Champagne is just ginger ale that knows somebody.”
— M*A*S*H, Hawkeye, "Ceasefire," 1973
Don't despair, Gin, you're in good company.
• Famously known for the martini, which James Bond prefers shaken, not stirred.
• Auntie Mame said, "Stir. Never shake. It bruises the gin."
Both, of course, were wrong. You can put it in a centrifuge as far as I'm concerned—as long as it gets the job done.
I'm by no means a connoisseur but I know what I like—and this week I'm into gin. It's been sliding down the throats of everyone from royalty to reprobates (and sometimes both at the same time) for 400 years.
Back in the Middle Ages,, a Dutch physician was sitting around doing a lot of nothing because the last episode of "Breaking Bad" hadn't been aired yet. So, he and some old college buddies went out to do some reindeer tipping and got the clever idea of spicing up his favorite bland imbibement. Seeing as the Bi-Lo was closed, he began picking berries off the nearest bush and, "Kijken!" (that's Dutch for voila)...Gin.
During the following years, various companies refined this recipe and created a plethora of distinct brands—and with these, brought the humble gin into its own.
I recently had the pleasure of running a very civilized gauntlet through some of the more distinguished brands of this ilk at Terra Mae with gentlemanly bar master Justin Stamper. When he greeted me, he was boiling up a caldron of spices and I swear I heard him reciting lines from “Macbeth.” I strapped myself in a comfy stool and handed him the keys. I thought I must already be in my cups, because he became blurry with liquid motion as he pulled bottles and glasses and ice and various shiny instruments of undefined origin from thin air and began his alchemy.
The first treat on the menu this evening was the classic Martinez. For this, Justin went with the Tangueray No. 10 because of its stout bouquet and sweet citrus infusion.

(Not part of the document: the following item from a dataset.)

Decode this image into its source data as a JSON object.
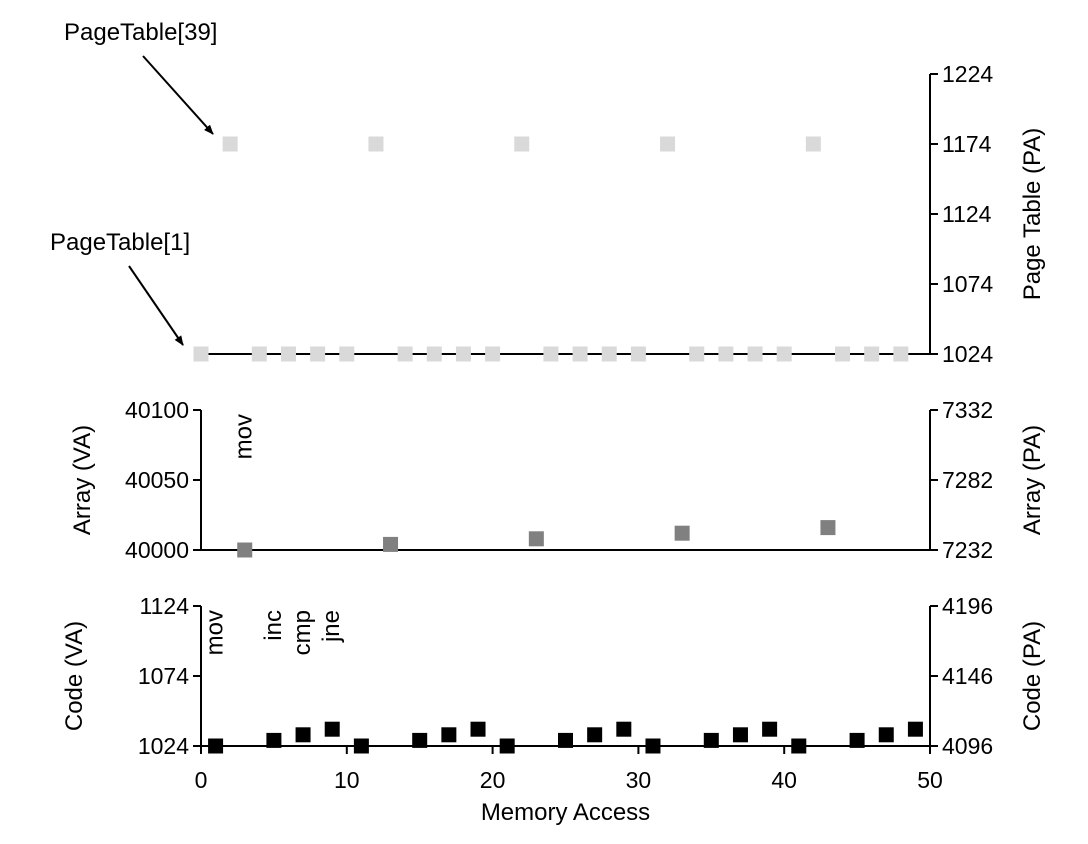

This, paired with orange bitters, Lejon sweet vermouth and Luxardo maraschino liqueur, is the perfect early October afternoon cocktail. It's a flavor that makes you ask, "Is it late summer or early fall?"
Right now, it's both. Less talk, more monkey.
Now we were getting somewhere.
Before my fingertips assumed room temperature again, there was "Justin on the Spot" sliding over a spooky-looking number called Aviation. My first thought was, “This would look really boss under a black light!”
Aviation Gin is one of the new breed of American gins that's more subdued than your classic London dry and was chosen for this little number because of its clean floral and citrus undertones that, when mixed with lemon juice, make up the top two-thirds of this layered cocktail. In itself, that’s a treat. But slow down, Speedy, there's more.
On the bottom, you'll eventually discover a dark purple pit of Luxardo maraschino and Marie Blizzard Parfait D'amour...a sweet rose and vanilla liqueur.
Bang! How yoo dooin'?
As I sat grinning at the bottom of the glass like a dog that's just been shown a card trick, my faithful new best pal hit me with his best shot.
Here's a reminder that the leaves on the trees have decided, "Screw it! We're outta here."
I highly recommend hooking up with a selection of gins this season and had a righteous time tripping the gin fantastic up on Tenth Street.
Slipping out the door into the continuing 80-degree heat though, I'm reminded there's not a reindeer to be tipped in a thousand miles. Yet.